Uday S Reddy
u.s.reddy at cs.bham.ac.uk
Tue May 13 10:42:59 EDT 2014
Philip Wadler writes:
> I finally downloaded a scan of "The FORTRAN automatic coding system". The
> word type appears several times, for instance to distinguish "IF-type
> statement" from "DO-type statement", but is not used to distinguish
> fixed-point from floating-point. Yours, -- P
> J. W. Backus, et al, The FORTRAN automatic coding system, Papers presented
> at the 26-28 February 1957, Western Joint Computer Conference.
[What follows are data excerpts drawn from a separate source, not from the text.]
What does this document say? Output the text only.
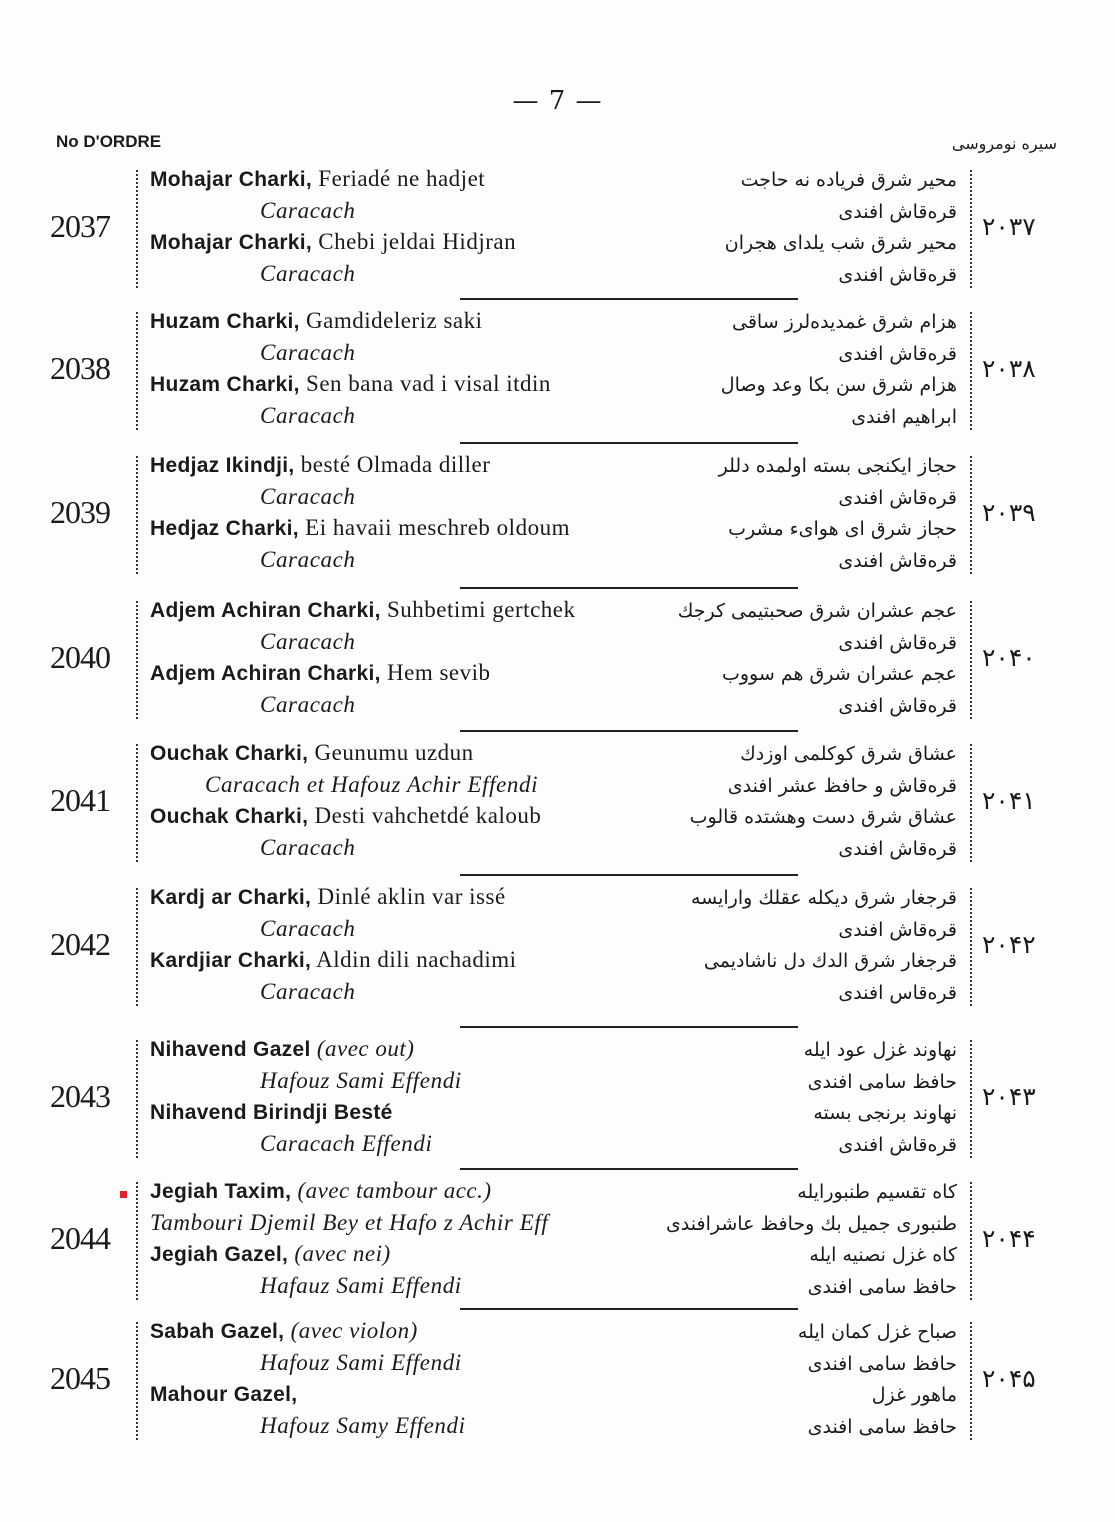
— 7 —
No D'ORDRE	سيره نومروسى
2037	۲۰۳۷
Mohajar Charki, Feriadé ne hadjet	محير شرق فرياده نه حاجت
Caracach	قره‌قاش افندى
Mohajar Charki, Chebi jeldai Hidjran	محير شرق شب يلداى هجران
Caracach	قره‌قاش افندى
2038	۲۰۳۸
Huzam Charki, Gamdideleriz saki	هزام شرق غمديده‌لرز ساقى
Caracach	قره‌قاش افندى
Huzam Charki, Sen bana vad i visal itdin	هزام شرق سن بكا وعد وصال
Caracach	ابراهيم افندى
2039	۲۰۳۹
Hedjaz Ikindji, besté Olmada diller	حجاز ايكنجى بسته اولمده دللر
Caracach	قره‌قاش افندى
Hedjaz Charki, Ei havaii meschreb oldoum	حجاز شرق اى هواىء مشرب
Caracach	قره‌قاش افندى
2040	۲۰۴۰
Adjem Achiran Charki, Suhbetimi gertchek	عجم عشران شرق صحبتيمى كرجك
Caracach	قره‌قاش افندى
Adjem Achiran Charki, Hem sevib	عجم عشران شرق هم سووب
Caracach	قره‌قاش افندى
2041	۲۰۴۱
Ouchak Charki, Geunumu uzdun	عشاق شرق كوكلمى اوزدك
Caracach et Hafouz Achir Effendi	قره‌قاش و حافظ عشر افندى
Ouchak Charki, Desti vahchetdé kaloub	عشاق شرق دست وهشتده قالوب
Caracach	قره‌قاش افندى
2042	۲۰۴۲
Kardj ar Charki, Dinlé aklin var issé	قرجغار شرق ديكله عقلك وارايسه
Caracach	قره‌قاش افندى
Kardjiar Charki, Aldin dili nachadimi	قرجغار شرق الدك دل ناشاديمى
Caracach	قره‌قاس افندى
2043	۲۰۴۳
Nihavend Gazel (avec out)	نهاوند غزل عود ايله
Hafouz Sami Effendi	حافظ سامى افندى
Nihavend Birindji Besté	نهاوند برنجى بسته
Caracach Effendi	قره‌قاش افندى
2044	۲۰۴۴
Jegiah Taxim, (avec tambour acc.)	كاه تقسيم طنبورايله
Tambouri Djemil Bey et Hafo z Achir Eff	طنبورى جميل بك وحافظ عاشرافندى
Jegiah Gazel, (avec nei)	كاه غزل نصنيه ايله
Hafauz Sami Effendi	حافظ سامى افندى
2045	۲۰۴۵
Sabah Gazel, (avec violon)	صباح غزل كمان ايله
Hafouz Sami Effendi	حافظ سامى افندى
Mahour Gazel,	ماهور غزل
Hafouz Samy Effendi	حافظ سامى افندى
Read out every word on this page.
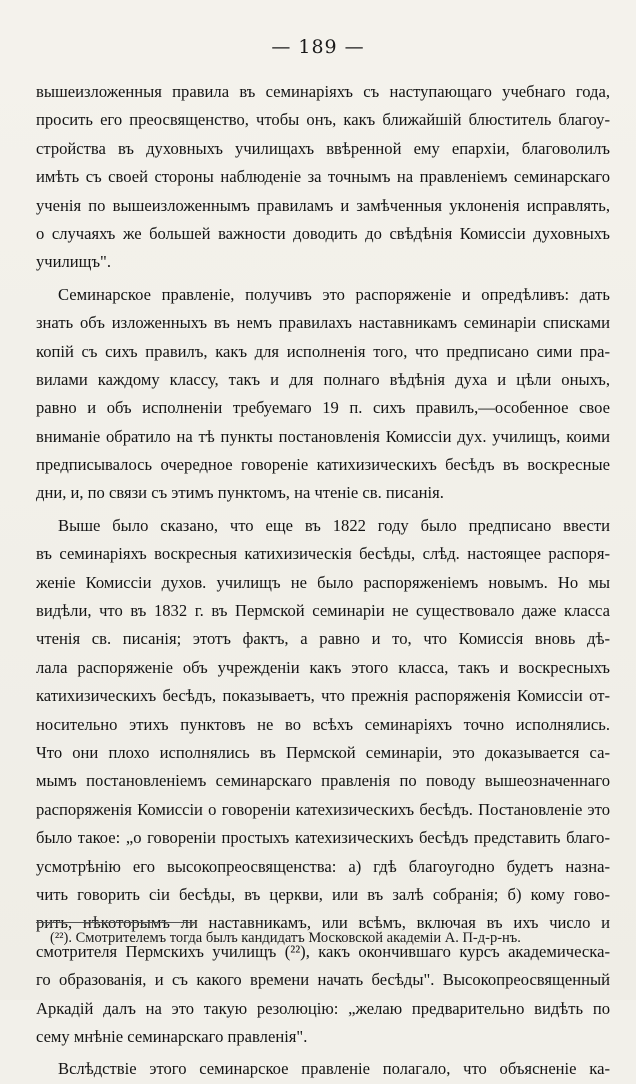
— 189 —
вышеизложенныя правила въ семинаріяхъ съ наступающаго учебнаго года,
просить его преосвященство, чтобы онъ, какъ ближайшій блюститель благоу-
стройства въ духовныхъ училищахъ ввѣренной ему епархіи, благоволилъ
имѣть съ своей стороны наблюденіе за точнымъ на правленіемъ семинарскаго
ученія по вышеизложеннымъ правиламъ и замѣченныя уклоненія исправлять,
о случаяхъ же большей важности доводить до свѣдѣнія Комиссіи духовныхъ
училищъ".
Семинарское правленіе, получивъ это распоряженіе и опредѣливъ: дать
знать объ изложенныхъ въ немъ правилахъ наставникамъ семинаріи списками
копій съ сихъ правилъ, какъ для исполненія того, что предписано сими пра-
вилами каждому классу, такъ и для полнаго вѣдѣнія духа и цѣли оныхъ,
равно и объ исполненіи требуемаго 19 п. сихъ правилъ,—особенное свое
вниманіе обратило на тѣ пункты постановленія Комиссіи дух. училищъ, коими
предписывалось очередное говореніе катихизическихъ бесѣдъ въ воскресные
дни, и, по связи съ этимъ пунктомъ, на чтеніе св. писанія.
Выше было сказано, что еще въ 1822 году было предписано ввести
въ семинаріяхъ воскресныя катихизическія бесѣды, слѣд. настоящее распоря-
женіе Комиссіи духов. училищъ не было распоряженіемъ новымъ. Но мы
видѣли, что въ 1832 г. въ Пермской семинаріи не существовало даже класса
чтенія св. писанія; этотъ фактъ, а равно и то, что Комиссія вновь дѣ-
лала распоряженіе объ учрежденіи какъ этого класса, такъ и воскресныхъ
катихизическихъ бесѣдъ, показываетъ, что прежнія распоряженія Комиссіи от-
носительно этихъ пунктовъ не во всѣхъ семинаріяхъ точно исполнялись.
Что они плохо исполнялись въ Пермской семинаріи, это доказывается са-
мымъ постановленіемъ семинарскаго правленія по поводу вышеозначеннаго
распоряженія Комиссіи о говореніи катехизическихъ бесѣдъ. Постановленіе это
было такое: „о говореніи простыхъ катехизическихъ бесѣдъ представить благо-
усмотрѣнію его высокопреосвященства: а) гдѣ благоугодно будетъ назна-
чить говорить сіи бесѣды, въ церкви, или въ залѣ собранія; б) кому гово-
рить, нѣкоторымъ ли наставникамъ, или всѣмъ, включая въ ихъ число и
смотрителя Пермскихъ училищъ (²²), какъ окончившаго курсъ академическа-
го образованія, и съ какого времени начать бесѣды". Высокопреосвященный
Аркадій далъ на это такую резолюцію: „желаю предварительно видѣть по
сему мнѣніе семинарскаго правленія".
Вслѣдствіе этого семинарское правленіе полагало, что объясненіе ка-
(²²). Смотрителемъ тогда былъ кандидатъ Московской академіи А. П-д-р-нъ.
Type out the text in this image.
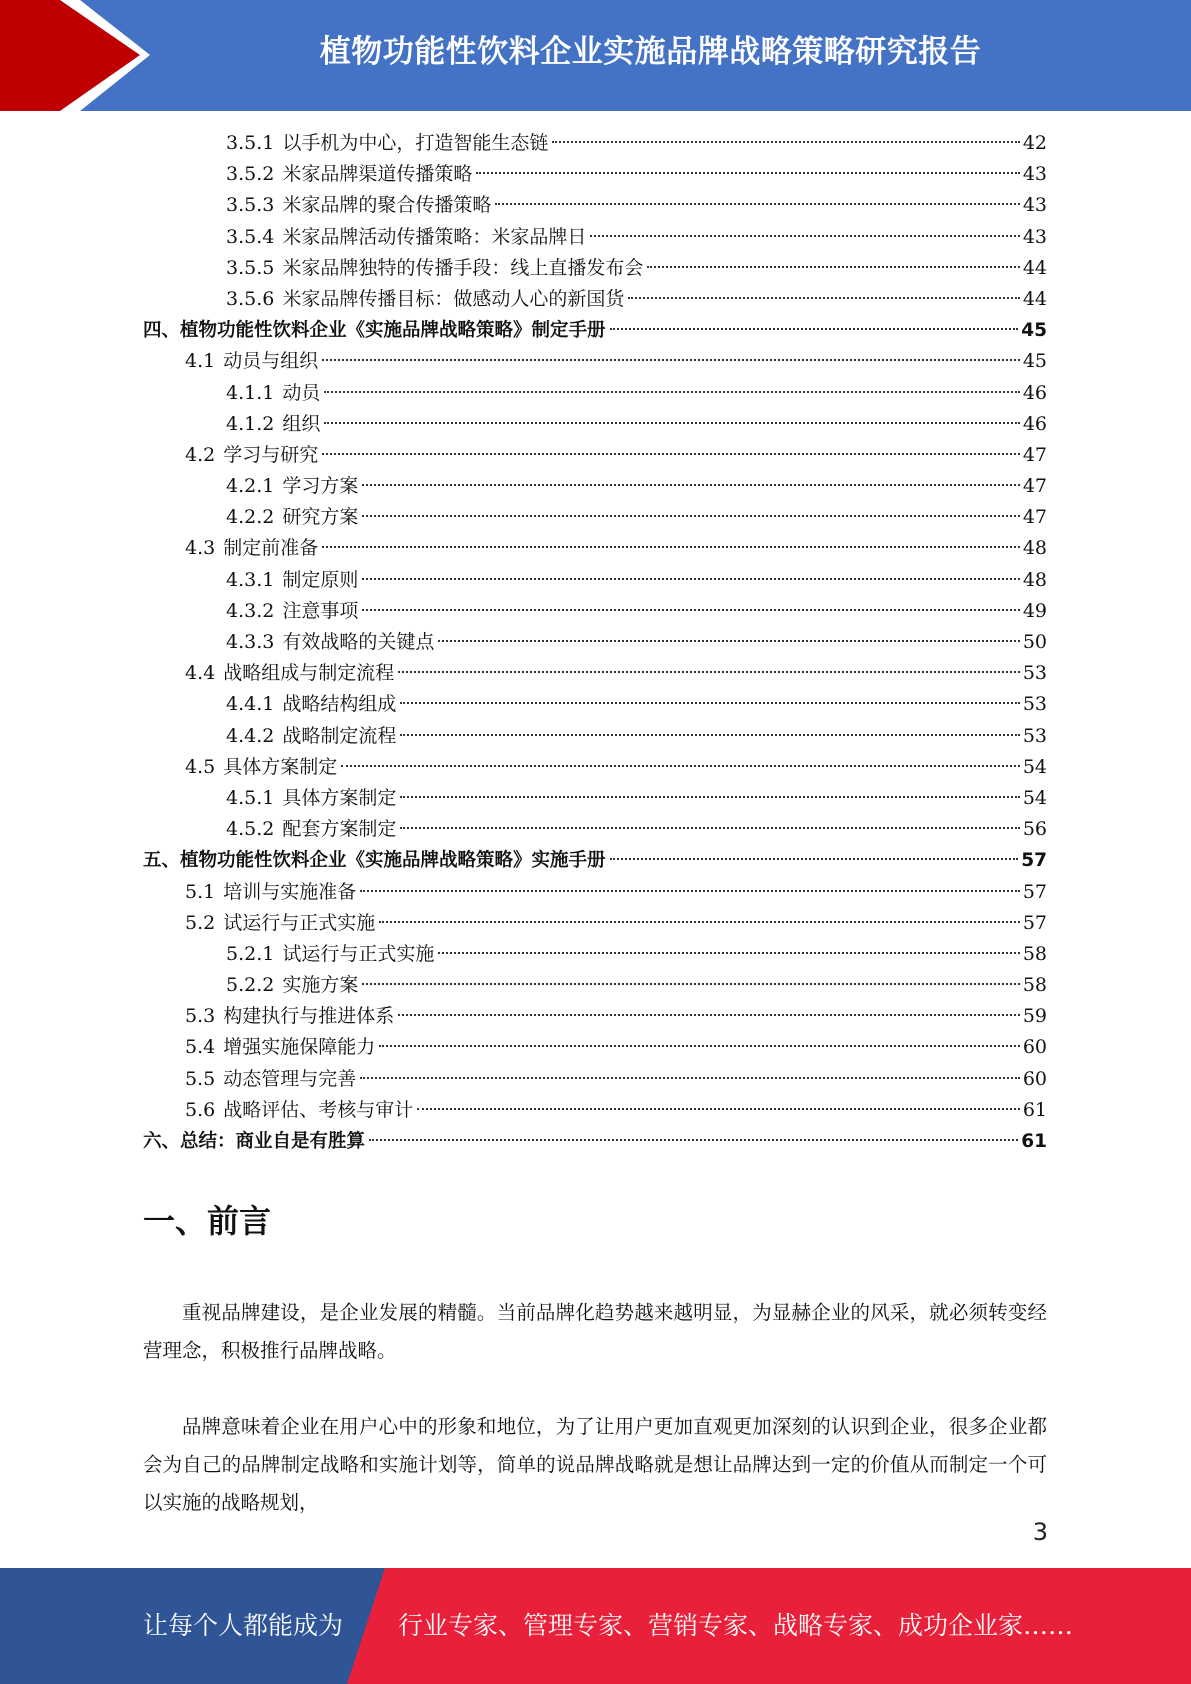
植物功能性饮料企业实施品牌战略策略研究报告
3.5.1 以手机为中心，打造智能生态链	42
3.5.2 米家品牌渠道传播策略	43
3.5.3 米家品牌的聚合传播策略	43
3.5.4 米家品牌活动传播策略：米家品牌日	43
3.5.5 米家品牌独特的传播手段：线上直播发布会	44
3.5.6 米家品牌传播目标：做感动人心的新国货	44
四、植物功能性饮料企业《实施品牌战略策略》制定手册	45
4.1 动员与组织	45
4.1.1 动员	46
4.1.2 组织	46
4.2 学习与研究	47
4.2.1 学习方案	47
4.2.2 研究方案	47
4.3 制定前准备	48
4.3.1 制定原则	48
4.3.2 注意事项	49
4.3.3 有效战略的关键点	50
4.4 战略组成与制定流程	53
4.4.1 战略结构组成	53
4.4.2 战略制定流程	53
4.5 具体方案制定	54
4.5.1 具体方案制定	54
4.5.2 配套方案制定	56
五、植物功能性饮料企业《实施品牌战略策略》实施手册	57
5.1 培训与实施准备	57
5.2 试运行与正式实施	57
5.2.1 试运行与正式实施	58
5.2.2 实施方案	58
5.3 构建执行与推进体系	59
5.4 增强实施保障能力	60
5.5 动态管理与完善	60
5.6 战略评估、考核与审计	61
六、总结：商业自是有胜算	61
一、前言

重视品牌建设，是企业发展的精髓。当前品牌化趋势越来越明显，为显赫企业的风采，就必须转变经营理念，积极推行品牌战略。

品牌意味着企业在用户心中的形象和地位，为了让用户更加直观更加深刻的认识到企业，很多企业都会为自己的品牌制定战略和实施计划等，简单的说品牌战略就是想让品牌达到一定的价值从而制定一个可以实施的战略规划，

3
让每个人都能成为 行业专家、管理专家、营销专家、战略专家、成功企业家……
Thanks for clearing that up! I do believe Fortran's distinction between
INTEGER and REAL was bascially carried over from assembly languages. In the
computers of the day, the instruction set worked on one word-long integers
and two word-long floating point numbers. So, even in assembly, one had to
reserve different amounts of storage for variables of different types, which
amounted to "variable declarations" in assembly. Fortran's variable
declarations were basically high-level counterparts of these assembly
Algol 60 report had a section 2.8 titled "Values and Types" in the preamble
where it is stated:
The various "types" (integer, real, Boolean) basically denote properties
of values. The types associated with syntactic units refer to the values
of these units.
Note the "types" in quotes, indicating that this was a novel usage of the
term in the Algol report.
The formal parameters of procedures were declared with "specifiers" and the
syntax of specifiers was given as:
<specifier> ::= string | <type> | array | <type> array
| label | switch | procedure | <type> procedure
These are closer to what we call types today.
In the History of Programming Languages discussion on Algol 60, Peter Naur
indicated that Algol 60 adopted call-by-name parameter passing essentially
to provide a single rule of evaluation that covered all these
types/specifiers, instead of a separate rule for each specifier (which were
apparently considered in earlier drafts).